The origin of Superheroes: X-Statix

https://en.wikipedia.org/wiki/X-Statix

X-Statix are a fictional team of mutant superheroes appearing in American comic books published by Marvel Comics. The team was specifically designed to be media superstars. The team, created by Peter Milligan and Mike Allred, first appears in X-Force #116 and originally assumed the moniker X-Force, taking the name of the more traditional superhero team, who appear in #117 claiming to be "the real X-Force."

n 2001, the X-Men family of titles were being revamped by the newly appointed Marvel Comics editor-in-chief Joe Quesada, with the aim to make the titles more critically and commercially successful. Former Vertigo editor Axel Alonso hired writer Peter Milligan, best known for his surreal, post-modernist comics such as Rogan Gosh and Shade, the Changing Man, and Madman artist Mike Allred, as the new creative team for X-Force, starting with issue #116. Prior to Millgan and Allred's first issue, X-Force sold well[1] but, hadn't been the critical success Quesada wanted.[citation needed]

Milligan and Allred completely revamped the series, designing a team more akin to popstars or reality TV contestants than the gritty, violent paramilitary group originally portrayed in the series. The title was laced with Milligan's satirical take on the superhero team as well as general cynicism toward the entire genre. Milligan and Allred would regularly play with killing off the title characters: In their first issue, they wiped out the entire team with only two exceptions. This dramatic revision of the series was not universally accepted. Many readers wanted "their" X-Force back, a complaint Milligan later parodied in the pages of the title.[2] However, the title was receiving mainstream media coverage in titles like Rolling Stone.[citation needed]

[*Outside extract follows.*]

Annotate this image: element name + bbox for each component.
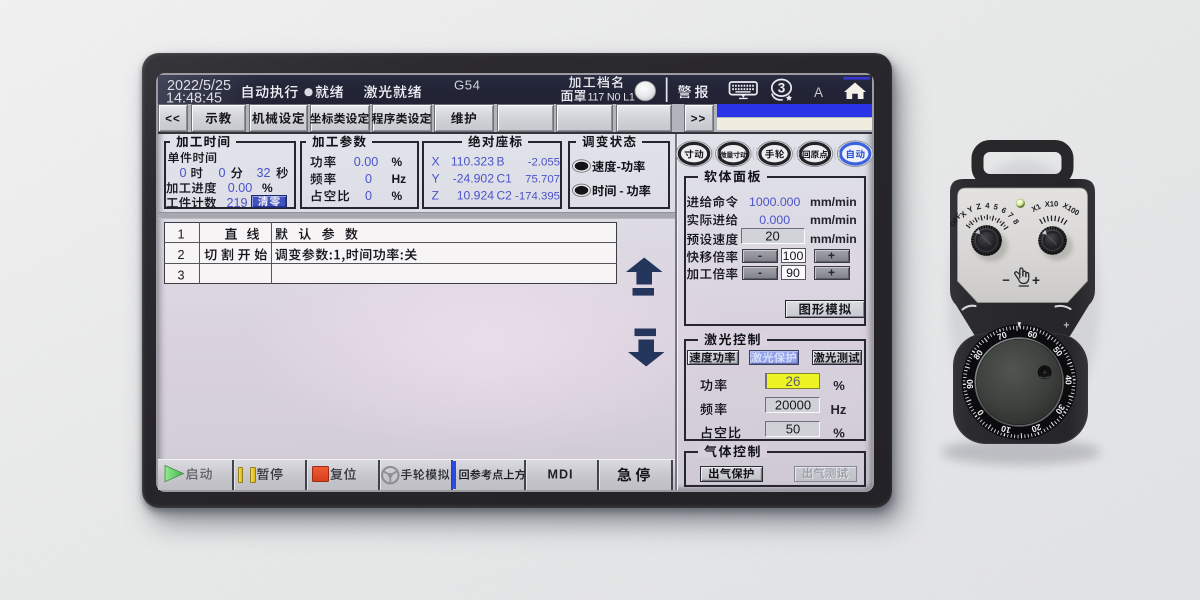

X-Force was canceled with issue 129 in 2002 and renamed X-Statix; it restarted with a new issue #1. X-Statix carried on the same themes as X-Force, but with an increasingly satirical tone. Milligan planned to deploy Princess Diana as a character in a story-arc beginning in X-Statix #13: she was slated to return from the dead as a mutant superhero. However, when news of this leaked out to the media, a series of objections followed, most notably from the British tabloid newspaper The Daily Mail.[3][4] Quesada and Marvel announced[citation needed] that they would alter the character, replacing her with a fictional pop star named Henrietta Hunter.